8月にアメリカのシリコンバレーに設立されたばかりの「Yamaha Motor Ventures & Laboratory Silicon Valley Inc.」にて開発が進められている本製品。会場ではプロモーション動画も公開され、数ある魅力的な新製品の中でも特に注目を集めていました。

そして発表会後には、同社のCEO/マネージングディレクターをつとめる西城洋志さんへのインタビューも!



『MOTOBOT Ver.1』とは?




『MOTOBOT Ver.1』は、ヤマハのモーターサイクル技術とロボティクス技術を融合した新型ロボット。スピードやエンジン回転数、姿勢といった情報をもとに、6つの駆動装置を制御し自律的に二輪車の運転操作を行います。



高精度GPSなどを利用した自車位置を認識する技術や機械学習を通して、サーキットコースの最適なラインやマシン性能の限界を判断し、走行を重ねることでラップタイムを向上。

そういった研究開発過程で得られた要素技術をもとに、車両開発や新規ビジネスの開拓などに活かしていくとのこと。「Ver.1」という名前の通り、現在も時速200kmを超えるサーキット走行を目指し、研究・開発が進められているそうです。

ヒト型ロボットですべての乗り物が自動化される




『MOTOBOT Ver.1』の開発に携わっている、「Yamaha Motor Ventures & Laboratory Silicon Valley Inc.」のCEO/マネージングディレクター・西城洋志さんにお話をうかがいました。

──『MOTOBOT』はいつ頃から開発がスタートしたのでしょうか?

西城洋志(以下、西城) 今年の頭ですね。我々にとってひとつのチャレンジでもありましたが、短い期間でとにかくやりきろうと、あえて非常に困難な高い目標を立てることで開発者の意識を高ぶらせたかったというのもありまして。

今回この「東京モーターショー」で展示されている『MOTOBOT』も、まだ最終目標にまで達していません。でも、この時点で公開しようと思ったのもそういった理由があるからなのです。

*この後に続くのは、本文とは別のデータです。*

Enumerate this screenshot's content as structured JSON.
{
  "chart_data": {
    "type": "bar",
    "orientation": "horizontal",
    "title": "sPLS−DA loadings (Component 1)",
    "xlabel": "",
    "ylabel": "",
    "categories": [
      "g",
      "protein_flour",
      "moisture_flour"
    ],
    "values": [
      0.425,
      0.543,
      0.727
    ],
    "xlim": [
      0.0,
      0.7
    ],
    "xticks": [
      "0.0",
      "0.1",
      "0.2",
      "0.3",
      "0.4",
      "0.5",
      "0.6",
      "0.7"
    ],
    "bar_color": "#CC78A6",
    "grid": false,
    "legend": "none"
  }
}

──『MOTOBOT』をヒト型ロボットとして開発した理由とは?

西城 すべての乗り物は人が乗って操作できるようにつくられているわけですから、ヒト型ロボットというのが実現すればすべての乗り物が自動化されるのではないかと。これはあくまで可能性の話ではありますが、そういった狙いがあります。

このようにどんな乗り物にでも乗れるロボットをつくることで、今積極的に取り組まれている自動車の自動運転とは違う形でのアプローチを試みています。

──『MOTOBOT』には車両操作以外の機能はあるのでしょうか?

西城 いえ、「特化・超越」というのがこのロボットのコンセプトなので、歩くこともしゃべることも、声を認知することもできません。でも、サーキットでバイクを運転させたら超速い! というのがポイントになっています。



──具体的にどのような用途に役立てたいとお考えですか?

西城 例えば二輪車の開発は、テストライダーが何度も乗ることで何らかの感触を得て、それを開発者にフィードバックしていくというサイクルで行っているのですが、やはりライダーのスキルに依存する部分がある。それにトライ&エラーが多かったり、なかなかテストの結果を可視化できない部分もあります。

ですが、このロボットをそういった用途に利用することで、それらを可視化できる可能性が上がります。そして、我々のキャッチフレーズである「人機官能(ヤマハ独自の開発思想。「人」と「機械」を高い次元で一体化させることにより、「人」の悦びや興奮を生み出す技術)」のミステリーを解明することができるのではないかと思っています。

──今後の実用化に向けてさらに盛り込んでいきたい機能などは? 

西城 まずは2017年にバレンティーノ・ロッシ(イタリアのオートバイレーサー)と同じ、もしくはそれを超えるラップタイムを叩き出すのが目標です。

その過程で得られる人工知能やマシンラーニング、自車位置特定といった新たな技術を、さまざまな車両などに取り入れていったり、この人型ロボットによる自動運転の可能性もさらにつきつめていきたいと思っています。

まだ生まれたばかりの彼ですが、皆さんにはぜひ今後の成長を温かく見守ってほしいですね。そして、2017年にサーキットを疾走する『MOTOBOT』を見ていただきたいなと。

※記事初出時、記事タイトルと本文中に誤解を招く表現がございました。読者の皆様および関係各位にお詫び申し上げるとともに、慎んで訂正いたします。